Sonrió y pensó lo agradable que era imaginar lo que las personas veían
en ellos. Esa mirada: el brillo de malicia y el susurro mórbido de la idea
expuesta. Un coqueteo de triunfo contra las etiquetas. Quedó absorta observando
a la mujer que distraída jugueteaba con la servilleta, sola en otra mesa
y que de vez en vez echaba una mirada al río o a la lejanía. Pensó que
quizá en otro tiempo podría ser ella a la espera de su amante. Pasarían
los años, se volvería una mujer madura, de una aparente dureza, que cada
vez que mirara al río su rostro relajado dejara ver las marcas verdaderas
del tiempo. De pronto la vio sonreír o hacer una mueca de mofa. Intentó
imaginar de qué reiría. Acaso de alguna jugarreta provocada. Quiso saber
más cosas, echo una hojeada a toda la persona. Notó que su cuerpo no estaba
relajado. Cuando uno está sólo es cuando más relajado se encuentra. Algo
la tenía un poco tensa. Meneaba el café con la cucharita como si le revelara
secretos. Giraba a mirar el río, acodando el brazo cobijado bajo la mantilla
y leves suspiros emitidos. Después regresaba de nuevo a la taza de café
y daba pequeños sorbos. Quieres algo, fue interrumpida, voy por... No,
gracias, se apresuró a responder sin escuchar la frase completa. Él se
alejó dejándola continuar con su espécimen bajo observación.

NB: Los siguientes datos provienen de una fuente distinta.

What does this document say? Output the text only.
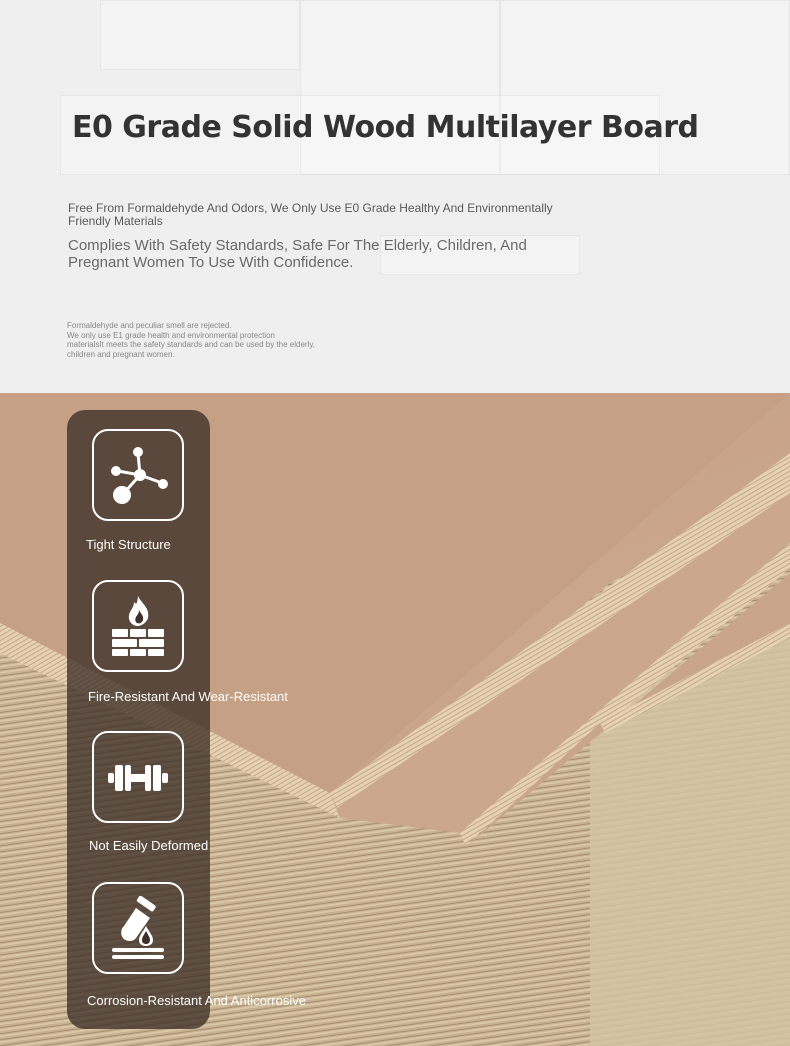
E0 Grade Solid Wood Multilayer Board

Free From Formaldehyde And Odors, We Only Use E0 Grade Healthy And Environmentally Friendly Materials

Complies With Safety Standards, Safe For The Elderly, Children, And Pregnant Women To Use With Confidence.

Formaldehyde and peculiar smell are rejected.
We only use E1 grade health and environmental protection
materialsIt meets the safety standards and can be used by the elderly,
children and pregnant women.
Tight Structure
Fire-Resistant And Wear-Resistant
Not Easily Deformed
Corrosion-Resistant And Anticorrosive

Mientras le traían el desayuno y otro expresso, afloró
un recuerdo del pasado, el discípulo de años atrás. Se le ofrecía la vitalidad
en bandeja, el amor más puro sin malicia, la ternura y la inocencia de
juventud. Devoto adorador, pasión imberbe, ¿por qué desperdiciar la vida
en futilidades? ¿acaso pensé que era un desperdicio? Desperdicio es presentarse
ante la magnificencia de este rincón y no sentirme parte, tener las manos
vacías y el corazón hueco. De nuevo la frase intentó salir a flote, esa
frase que martillaba sin piedad. No, ya no más. Cómo puedo decir que estoy
bien, cuando en realidad ni siquiera sé qué es estar bien. Quizá estar
bien sea como la chica del rincón. Acompañada de su amante que la mira
y admira constantemente; borrar al mundo de su mundo, hacer participes
sólo a los más indispensables. Sentir el brillo de los ojos de quien mira,
la mano apresando la suya, los labios palpitantes al roce del beso. Seguramente
la sangre corre veloz por las venas y al cerrar los ojos se vive en una
burbuja que sólo permite la unión de dos, sin importar nada o la presencia
de una mujer que olvidó qué se siente morir en los brazos del deseo. El
dolor no le permitió continuar con el diálogo interior. Pagó la cuenta
y regresó a su rincón en la villa.
Las habitaciones poco a poco se inundaron de pertenencias
que aún parecían no encajar con el resto del mobiliario. Era absurdo ver
los objetos que la acompañaron toda su vida en un lugar que no era el habitual.
Percibir cómo se queja la máquina de escribir tras haber sido arrancada
de su antiguo y desvencijado escritorio; el búcaro de cristal azul lucir
más transparente que de costumbre por la falta de alcatraces; los libros
inundando las paredes(nunca los vio como un artículo decorativo, sin embargo,
hacían ver las paredes burdas); el juego de fotografías familiar y amigos
mostrando sus rostros añejos y lejanos, la miraban juzgando la incomodidad
del nuevo lugar en que fueron depositados. ¿Qué sucedía? Ya nada funcionaba.
La decisión de huir se había vuelto en su contra. El miedo la asaltó. Sintiéndose
a merced de lo que temía: el acoso sin compasión, el remordimiento por
no enfrentar la debilidad. Demasiado tarde para luchar, para seguir. Desarmada,
con el alma expuesta, comenzó a exterminar lo que toda su vida le llevó
construir. Llena de ira tomó una pila de libros, desprendió hoja por hoja
y las arrojó al río; amontonó en un rincón papeles, documentos, manuscritos,
fotografías y les prendió fuego. La máquina de escribir para que dejara
de quejarse, la estrelló contra las rocas. Nada fue suficiente para calmar
el sofoco que le oprimía el corazón. La imagen de la pareja del café fue
determinante. No había dejado de pensar en ellos. Ninguna otra, ni siquiera
el río mismo había sido suficiente para dar el golpe definitivo. Sino una
simple y repetitiva imagen de los amantes entrelazando sus manos y mirándose
uno al otro. Nada había sido más doloroso que ser testigo del amor y no
partícipe.
Los siguientes días se dio a la tarea de buscar a la
pareja. Ahora debía aprender de la vida que se negó conocer. Recorrió la
ciudad de arriba abajo. Buscó en cafés, bares, la playa y el embarcadero.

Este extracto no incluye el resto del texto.